The inevitability of a united Ireland as the eventual consequence of the protocol is not a thought confined to unionist circles. It is also increasingly the tenor of nationalist discourse. Various organisations have assembled talking heads for milquetoast ‘dialogue’ about what a New Ireland will look like. But there is a complacency at the heart of this. Do people seriously think that a referendum to split off part of the UK will simply be granted by a government of chauvinistic British nationalists in Westminster? Meanwhile, nefarious actors both in public and behind the scenes have sought to pour petrol on the flames of resentment and alienation to engineer a crisis and make the protocol untenable. There is no reason to believe that the British state is not at the very least aware of this. While many socialists and progressives in the North laudably seek to promote working class unity as the solution to rising tensions, this seems like an unlikely outcome so long as the overarching political atmosphere is one of borders and cultural resentment. But the protocol is not going away, and Irish Unity is further away than some of its most complacent advocates insist. Instead, the region is in no-man’s-land and perhaps on the edge of a dangerous abyss.

  1. This also showed centrist Alliance Party just one point behind the DUP. Alliance overtaking the DUP could spark something of an institutional crisis. The First Minister position in the Stormont executive is shared between the highest polling party from the two community designations but, as Alliance choose not to designate as nationalist or unionist, they would in theory be denied a share of the office in spite of being the second most popular party behind Sinn Fein. 
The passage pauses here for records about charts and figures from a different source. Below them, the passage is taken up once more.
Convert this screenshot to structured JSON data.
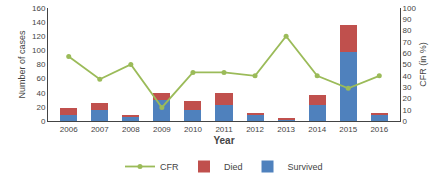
{
  "chart_data": {
    "type": "bar",
    "stacked": true,
    "categories": [
      "2006",
      "2007",
      "2008",
      "2009",
      "2010",
      "2011",
      "2012",
      "2013",
      "2014",
      "2015",
      "2016"
    ],
    "series": [
      {
        "name": "Survived",
        "color": "#4F81BD",
        "values": [
          8,
          15,
          5,
          30,
          15,
          22,
          8,
          2,
          22,
          97,
          8
        ]
      },
      {
        "name": "Died",
        "color": "#C0504D",
        "values": [
          10,
          11,
          3,
          10,
          13,
          18,
          4,
          2,
          15,
          39,
          3
        ]
      },
      {
        "name": "CFR",
        "type": "line",
        "marker": "circle",
        "axis": "y2",
        "color": "#9BBB59",
        "values": [
          57,
          37,
          50,
          12,
          43,
          43,
          40,
          75,
          40,
          29,
          40
        ]
      }
    ],
    "xlabel": "Year",
    "ylabel": "Number of cases",
    "y2label": "CFR (in %)",
    "ylim": [
      0,
      160
    ],
    "yticks": [
      0,
      20,
      40,
      60,
      80,
      100,
      120,
      140,
      160
    ],
    "y2lim": [
      0,
      100
    ],
    "y2ticks": [
      0,
      10,
      20,
      30,
      40,
      50,
      60,
      70,
      80,
      90,
      100
    ],
    "grid": false,
    "legend": "bottom"
  }
}
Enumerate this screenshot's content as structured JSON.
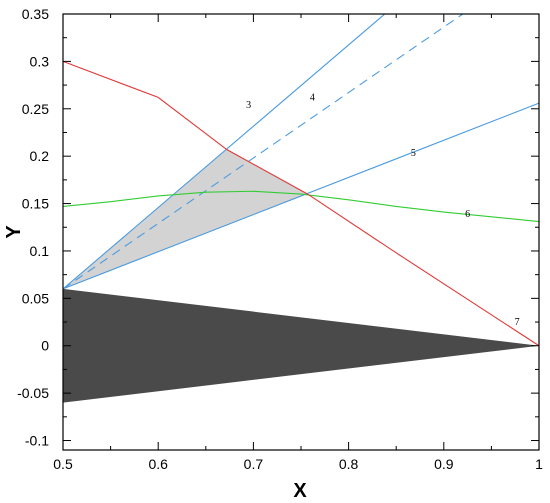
{
  "chart_data": {
    "type": "line",
    "title": "",
    "xlabel": "X",
    "ylabel": "Y",
    "xlim": [
      0.5,
      1.0
    ],
    "ylim": [
      -0.11,
      0.35
    ],
    "grid": false,
    "legend": "none",
    "x_ticks": [
      {
        "value": 0.5,
        "label": "0.5"
      },
      {
        "value": 0.6,
        "label": "0.6"
      },
      {
        "value": 0.7,
        "label": "0.7"
      },
      {
        "value": 0.8,
        "label": "0.8"
      },
      {
        "value": 0.9,
        "label": "0.9"
      },
      {
        "value": 1.0,
        "label": "1"
      }
    ],
    "y_ticks": [
      {
        "value": 0.35,
        "label": "0.35"
      },
      {
        "value": 0.3,
        "label": "0.3"
      },
      {
        "value": 0.25,
        "label": "0.25"
      },
      {
        "value": 0.2,
        "label": "0.2"
      },
      {
        "value": 0.15,
        "label": "0.15"
      },
      {
        "value": 0.1,
        "label": "0.1"
      },
      {
        "value": 0.05,
        "label": "0.05"
      },
      {
        "value": 0,
        "label": "0"
      },
      {
        "value": -0.05,
        "label": "-0.05"
      },
      {
        "value": -0.1,
        "label": "-0.1"
      }
    ],
    "filled_regions": [
      {
        "name": "wedge",
        "color": "#4a4a4a",
        "points": [
          [
            0.5,
            0.06
          ],
          [
            1.0,
            0.0
          ],
          [
            0.5,
            -0.06
          ]
        ]
      },
      {
        "name": "shaded-triangle",
        "color": "#d3d3d3",
        "points": [
          [
            0.5,
            0.06
          ],
          [
            0.672,
            0.207
          ],
          [
            0.757,
            0.16
          ]
        ]
      }
    ],
    "series": [
      {
        "label": "3",
        "color": "#4a9be0",
        "dash": "solid",
        "points": [
          [
            0.5,
            0.06
          ],
          [
            0.838,
            0.35
          ]
        ],
        "label_at": [
          0.695,
          0.251
        ]
      },
      {
        "label": "4",
        "color": "#4a9be0",
        "dash": "dashed",
        "points": [
          [
            0.5,
            0.06
          ],
          [
            0.92,
            0.35
          ]
        ],
        "label_at": [
          0.762,
          0.259
        ]
      },
      {
        "label": "5",
        "color": "#4a9be0",
        "dash": "solid",
        "points": [
          [
            0.5,
            0.06
          ],
          [
            1.0,
            0.256
          ]
        ],
        "label_at": [
          0.868,
          0.2
        ]
      },
      {
        "label": "6",
        "color": "#33cc33",
        "dash": "solid",
        "points": [
          [
            0.5,
            0.147
          ],
          [
            0.55,
            0.152
          ],
          [
            0.6,
            0.158
          ],
          [
            0.65,
            0.162
          ],
          [
            0.7,
            0.163
          ],
          [
            0.75,
            0.16
          ],
          [
            0.8,
            0.154
          ],
          [
            0.85,
            0.147
          ],
          [
            0.9,
            0.141
          ],
          [
            0.95,
            0.136
          ],
          [
            1.0,
            0.131
          ]
        ],
        "label_at": [
          0.925,
          0.136
        ]
      },
      {
        "label": "7",
        "color": "#e03a3a",
        "dash": "solid",
        "points": [
          [
            0.5,
            0.3
          ],
          [
            0.6,
            0.262
          ],
          [
            0.672,
            0.207
          ],
          [
            0.757,
            0.16
          ],
          [
            0.85,
            0.098
          ],
          [
            1.0,
            0.0
          ]
        ],
        "label_at": [
          0.977,
          0.022
        ]
      }
    ]
  }
}
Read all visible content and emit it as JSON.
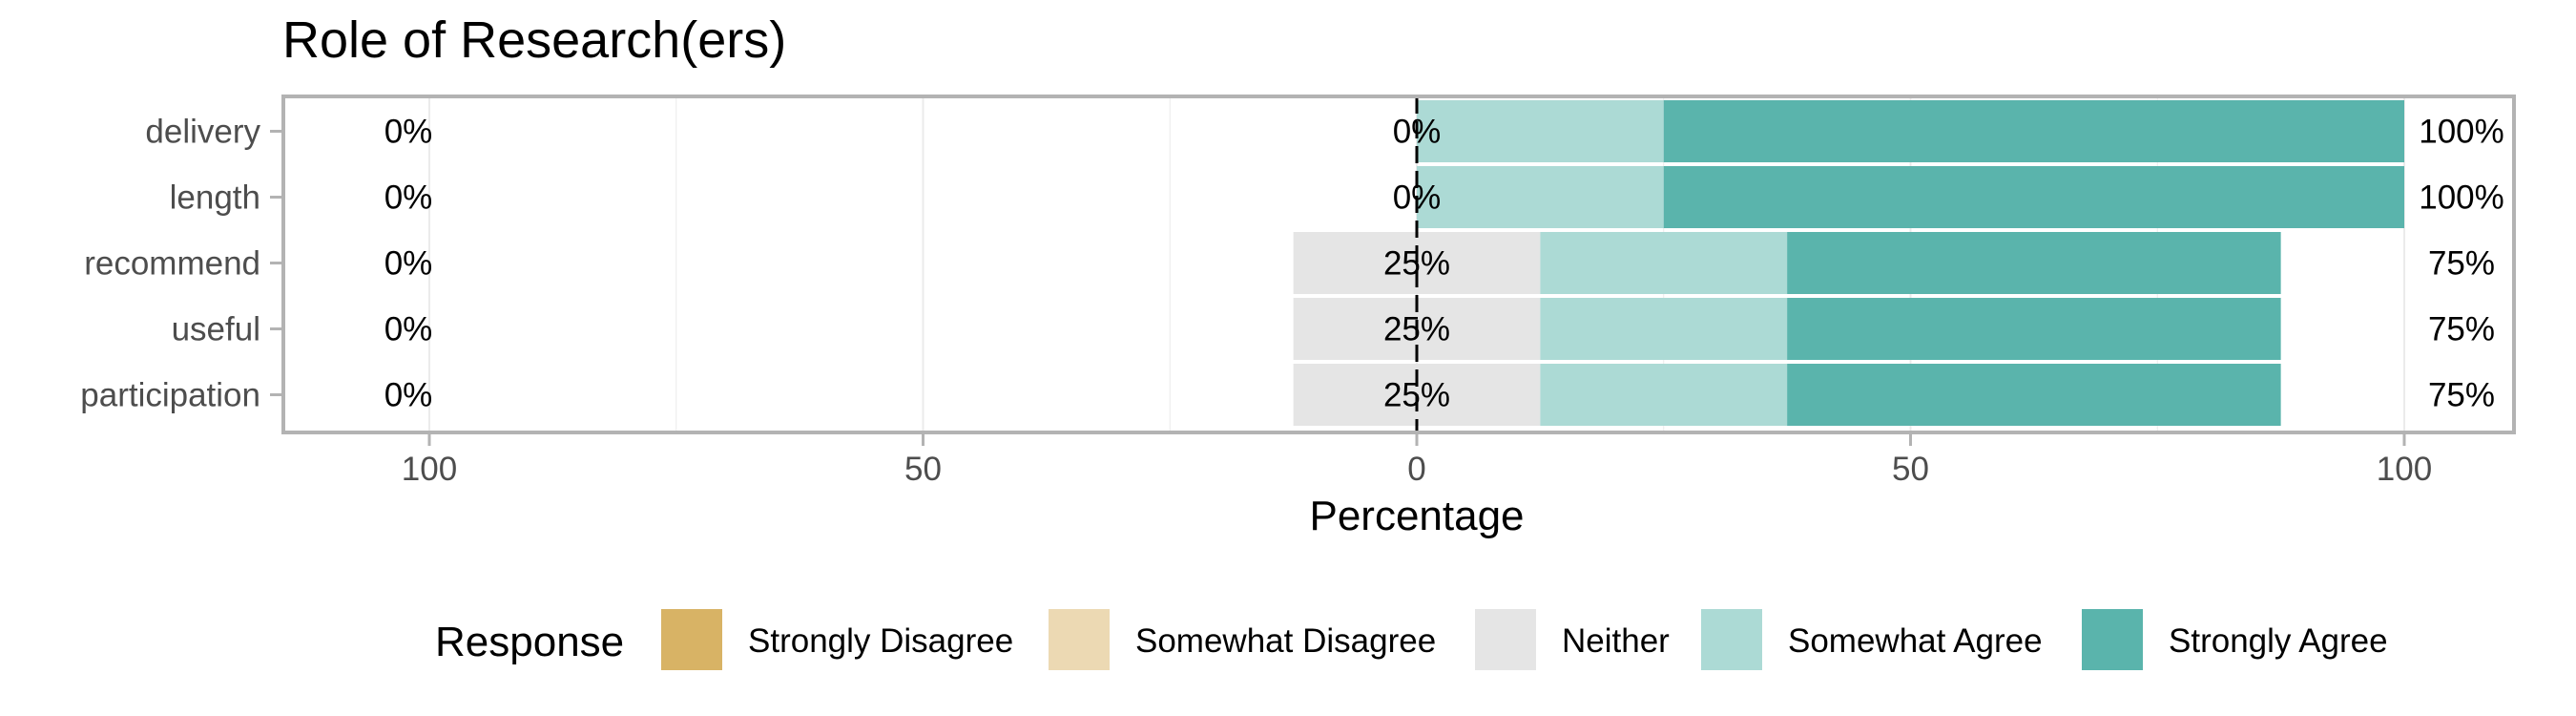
{
  "chart_data": {
    "type": "bar",
    "orientation": "horizontal-diverging",
    "title": "Role of Research(ers)",
    "xlabel": "Percentage",
    "ylabel": "",
    "xlim": [
      -100,
      100
    ],
    "x_ticks": [
      -100,
      -50,
      0,
      50,
      100
    ],
    "x_tick_labels": [
      "100",
      "50",
      "0",
      "50",
      "100"
    ],
    "grid": true,
    "legend_position": "bottom",
    "legend_title": "Response",
    "categories": [
      "delivery",
      "length",
      "recommend",
      "useful",
      "participation"
    ],
    "series": [
      {
        "name": "Strongly Disagree",
        "color": "#d8b365",
        "values": [
          0,
          0,
          0,
          0,
          0
        ]
      },
      {
        "name": "Somewhat Disagree",
        "color": "#ecd9b3",
        "values": [
          0,
          0,
          0,
          0,
          0
        ]
      },
      {
        "name": "Neither",
        "color": "#e5e5e5",
        "values": [
          0,
          0,
          25,
          25,
          25
        ]
      },
      {
        "name": "Somewhat Agree",
        "color": "#acdad5",
        "values": [
          25,
          25,
          25,
          25,
          25
        ]
      },
      {
        "name": "Strongly Agree",
        "color": "#5ab4ac",
        "values": [
          75,
          75,
          50,
          50,
          50
        ]
      }
    ],
    "labels_left": [
      "0%",
      "0%",
      "0%",
      "0%",
      "0%"
    ],
    "labels_center": [
      "0%",
      "0%",
      "25%",
      "25%",
      "25%"
    ],
    "labels_right": [
      "100%",
      "100%",
      "75%",
      "75%",
      "75%"
    ]
  }
}
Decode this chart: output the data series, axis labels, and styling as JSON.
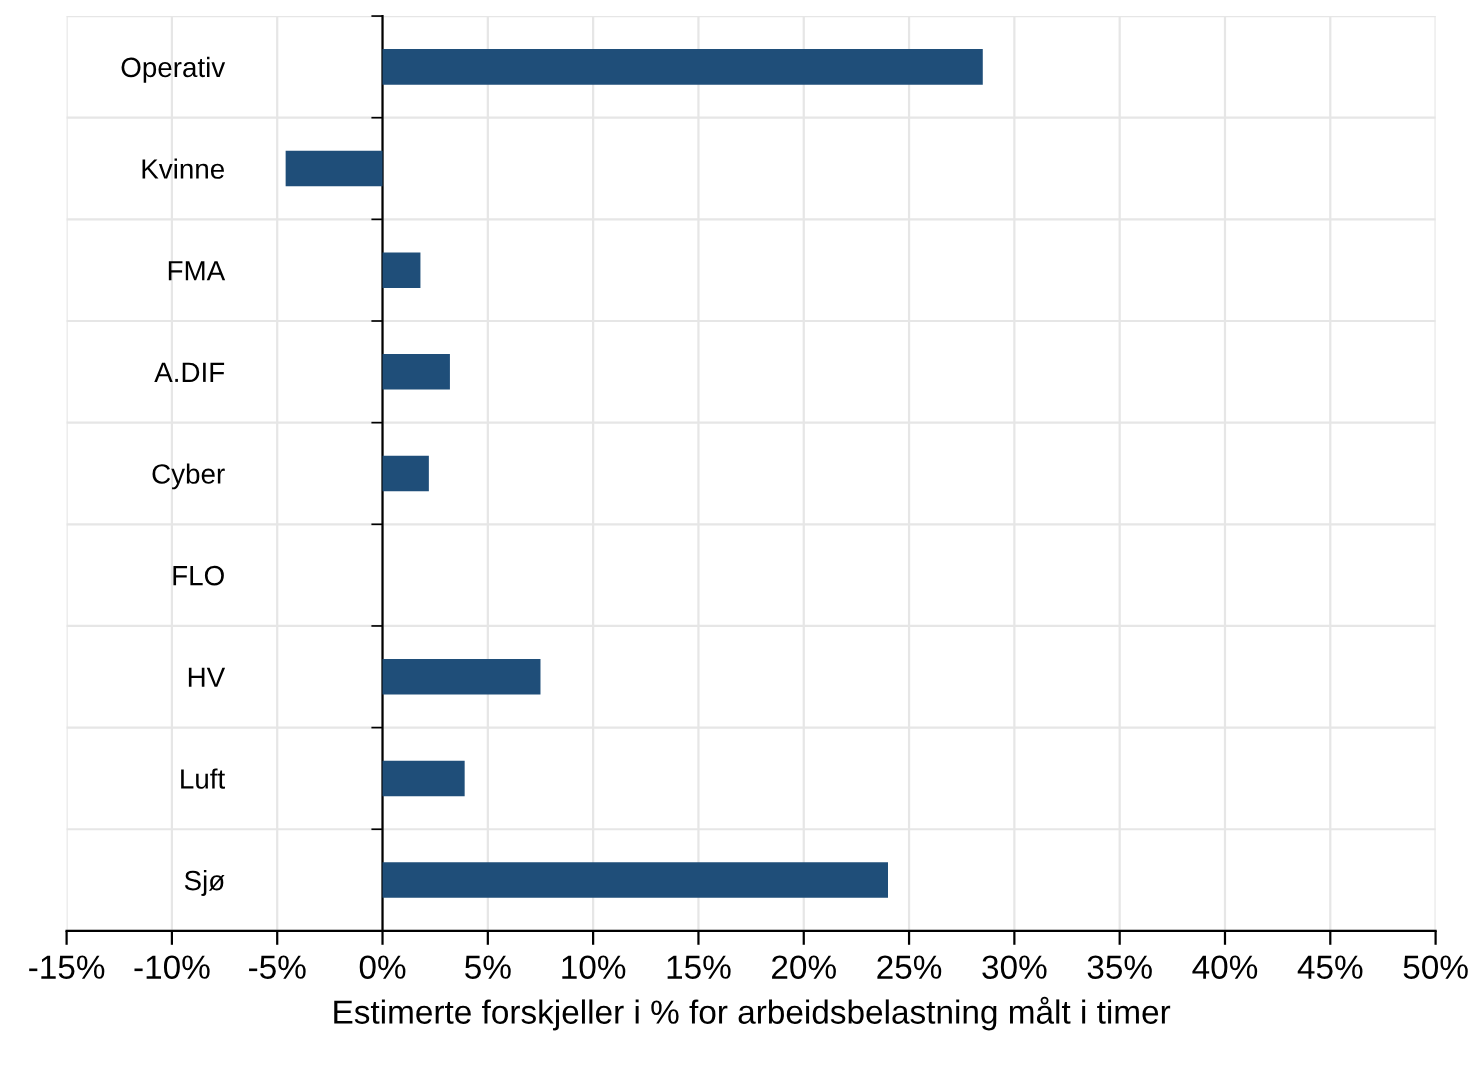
{
  "chart_data": {
    "type": "bar",
    "orientation": "horizontal",
    "xlabel": "Estimerte forskjeller i % for arbeidsbelastning målt i timer",
    "categories": [
      "Operativ",
      "Kvinne",
      "FMA",
      "A.DIF",
      "Cyber",
      "FLO",
      "HV",
      "Luft",
      "Sjø"
    ],
    "values": [
      28.5,
      -4.6,
      1.8,
      3.2,
      2.2,
      0,
      7.5,
      3.9,
      24.0
    ],
    "color": "#1f4e79",
    "xlim": [
      -15,
      50
    ],
    "xticks": [
      {
        "value": -15,
        "label": "-15%"
      },
      {
        "value": -10,
        "label": "-10%"
      },
      {
        "value": -5,
        "label": "-5%"
      },
      {
        "value": 0,
        "label": "0%"
      },
      {
        "value": 5,
        "label": "5%"
      },
      {
        "value": 10,
        "label": "10%"
      },
      {
        "value": 15,
        "label": "15%"
      },
      {
        "value": 20,
        "label": "20%"
      },
      {
        "value": 25,
        "label": "25%"
      },
      {
        "value": 30,
        "label": "30%"
      },
      {
        "value": 35,
        "label": "35%"
      },
      {
        "value": 40,
        "label": "40%"
      },
      {
        "value": 45,
        "label": "45%"
      },
      {
        "value": 50,
        "label": "50%"
      }
    ],
    "grid": true
  }
}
  2. Their role in the national campaign was an interesting one. Due to security laws in Northern Ireland, the identity of donors to political parties do not need to be publicly revealed. So when wrap-around pro-Brexit advertising paid for by the DUP appeared on the Metro newspaper in London, it was quickly speculated that this law and the party itself was being used as a loophole to funnel money into the Brexit campaign in secret. Work done by Open Democracy is worth reading for the full picture. 

  3. Former City Councillor Jolene Bunting became infamous over the last few years for her organising with Britain First. Formerly of the TUV, Bunting was removed from the party in 2017 and continued on the council as an independent, using her position to invite British far-right activists Jayda Fransen and Paul Golding to Belfast, around which rallies and leaflets were organised particularly targeting Muslims. While the more republican-oriented Irish Freedom Party have attempted some mobilisation in the North, these incidents with the British far-right have been by far the most high profile fascist activities in the region in recent years and have been counter-protested by the left. It should come as no surprise that the insular and reactionary ideology of loyalism has proven itself to be fertile ground for far-right imports. 

  4. One of the guns used in the killing had been handed in to the police before inexplicably being returned to the UVF. Even more inexplicable was the fact that the gun was later discovered to be on display in the Imperial War Museum in London in spite of it still being part of an open case. 

  5. While I don’t feel comfortable with linking to the social media accounts of private individuals to make this example, anyone who looks at the various hashtags associated with the campaign will encounter people who have devoted their entire online identity to the case. 

  6. Two further points worth considering in this is that the two major parties of unionism, the DUP and UUP, both continue to support academic selection at age 11 and the continued existence of grammar schools, oft a major contributing factor to class stratification in academic achievement. Furthermore, some unionist politicians have engaged in a nonsense culture war with Queens University in an attempt to portray it as a ‘cold house’ for unionists. The basis of this stems from the fact that Queens Students Union elections have been won by some students from a republican background and that one academic has published papers making an economic case for Irish unity.